Le même tour d’esprit, la même raison piquante se retrouve dans vos mélanges de littérature, d’érudition et même parfois de grammaire. Ce sont d’ingénieux essais qui ont occupé pour vous l’intervalle de plus sérieux travaux. Car vous avez entrepris la tâche difficile d’écrire l’histoire, et même l’histoire contemporaine. Ici, Monsieur, les souvenirs de votre vie se mêlent à ceux de votre talent ; et je n’essayerai ni de les taire, ni de les éluder. Quels contrastes, que d’événements prodigieux entre l’époque où, jeune et poète, vous suiviez, à Malte, le vainqueur d’Italie, partant pour la conquête d’Égypte, et celle où l’ancien dominateur de l’Europe, mourant captif à Sainte-Hélène, vous léguait un don testamentaire trop fort pour sa succession appauvrie, et inscrivait votre nom sur une page funèbre qui doit le conserver à jamais.

Avant le dernier moment de ce grand drame historique, dont les scènes furent dispersées sur tant de points du monde, votre imagination fortement émue avait essayé de les réunir dans un récit complet et détaillé.

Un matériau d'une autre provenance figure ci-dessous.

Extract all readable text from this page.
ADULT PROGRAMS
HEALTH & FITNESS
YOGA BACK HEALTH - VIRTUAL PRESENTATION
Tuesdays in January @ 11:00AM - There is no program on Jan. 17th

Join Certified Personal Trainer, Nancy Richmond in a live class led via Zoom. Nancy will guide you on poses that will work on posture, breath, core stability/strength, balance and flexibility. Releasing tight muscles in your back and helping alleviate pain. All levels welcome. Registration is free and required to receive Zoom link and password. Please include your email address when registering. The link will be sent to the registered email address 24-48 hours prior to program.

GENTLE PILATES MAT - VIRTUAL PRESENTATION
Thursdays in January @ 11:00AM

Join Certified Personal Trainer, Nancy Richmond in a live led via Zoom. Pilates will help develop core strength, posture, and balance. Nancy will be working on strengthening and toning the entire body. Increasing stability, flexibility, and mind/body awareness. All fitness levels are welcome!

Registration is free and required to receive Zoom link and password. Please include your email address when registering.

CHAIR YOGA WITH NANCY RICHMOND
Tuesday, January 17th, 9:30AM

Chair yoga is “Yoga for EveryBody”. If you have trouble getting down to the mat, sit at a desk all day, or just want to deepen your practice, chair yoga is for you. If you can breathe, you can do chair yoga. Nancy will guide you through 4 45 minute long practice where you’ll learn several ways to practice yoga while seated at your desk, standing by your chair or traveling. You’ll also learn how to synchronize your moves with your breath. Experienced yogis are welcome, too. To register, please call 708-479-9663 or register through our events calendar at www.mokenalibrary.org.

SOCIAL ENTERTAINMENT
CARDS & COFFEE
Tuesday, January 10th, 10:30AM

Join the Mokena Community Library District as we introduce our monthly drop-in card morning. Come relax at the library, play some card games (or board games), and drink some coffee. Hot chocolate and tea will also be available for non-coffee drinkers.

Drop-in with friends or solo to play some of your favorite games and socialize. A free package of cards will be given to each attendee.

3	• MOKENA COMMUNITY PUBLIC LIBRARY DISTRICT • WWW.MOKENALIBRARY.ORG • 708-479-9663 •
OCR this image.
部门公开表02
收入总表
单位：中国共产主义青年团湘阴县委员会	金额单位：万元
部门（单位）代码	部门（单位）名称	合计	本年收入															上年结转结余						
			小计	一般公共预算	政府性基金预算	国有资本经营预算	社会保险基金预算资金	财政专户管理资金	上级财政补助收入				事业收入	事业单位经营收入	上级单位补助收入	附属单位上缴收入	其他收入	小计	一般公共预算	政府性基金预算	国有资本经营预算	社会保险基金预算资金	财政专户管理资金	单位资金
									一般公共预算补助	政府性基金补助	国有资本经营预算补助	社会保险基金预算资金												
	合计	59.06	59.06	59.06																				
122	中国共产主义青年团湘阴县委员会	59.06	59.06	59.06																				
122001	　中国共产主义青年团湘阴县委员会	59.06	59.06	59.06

Depuis votre retour en France, vous aviez commencé et presque achevé l’histoire de celui qui survivait encore à sa grandeur et à sa chute. Peut-être, dans cet ouvrage, riche de souvenirs et de tableaux, avez-vous été quelquefois l’historiographe du conquérant vaincu ; peut-être avez-vous flatté sa défaite, comme d’autres ont flatté ses triomphes. Mais le souvenir de tant de gloire, même embelli par le talent, ne peut désormais donner ni crainte ni regret à personne. Chaque jour la vérité se dégage des partialités contemporaines, et se réfléchit avec plus d’éclat dans le lointain lumineux de l’histoire. Un nouveau monde social a commencé. La guerre, détournée de l’Occident, pèse sur les extrémités barbares de l’Europe orientale. La France ne gouverne plus les nations par ses décrets et par ses armes ; mais elle leur offre encore un grand spectacle dans le laborieux progrès de ses libertés combattues. Jouissons cependant du bonheur de vivre et de penser sous de sages institutions, plus fortes que les passions qui voudraient les détruire ou les altérer. L’auguste héritier du fondateur de la Charte ne peut rien ambitionner de plus grand, que d’affermir cet ouvrage glorieux et cet appui nécessaire de sa dynastie. Son nom n’a pas besoin d’une autre louange ; et d’ailleurs, les acclamations des peuples, les fêtes de l’Alsace renouvelées dans toute la France seraient le seul panégyrique digne d’un roi.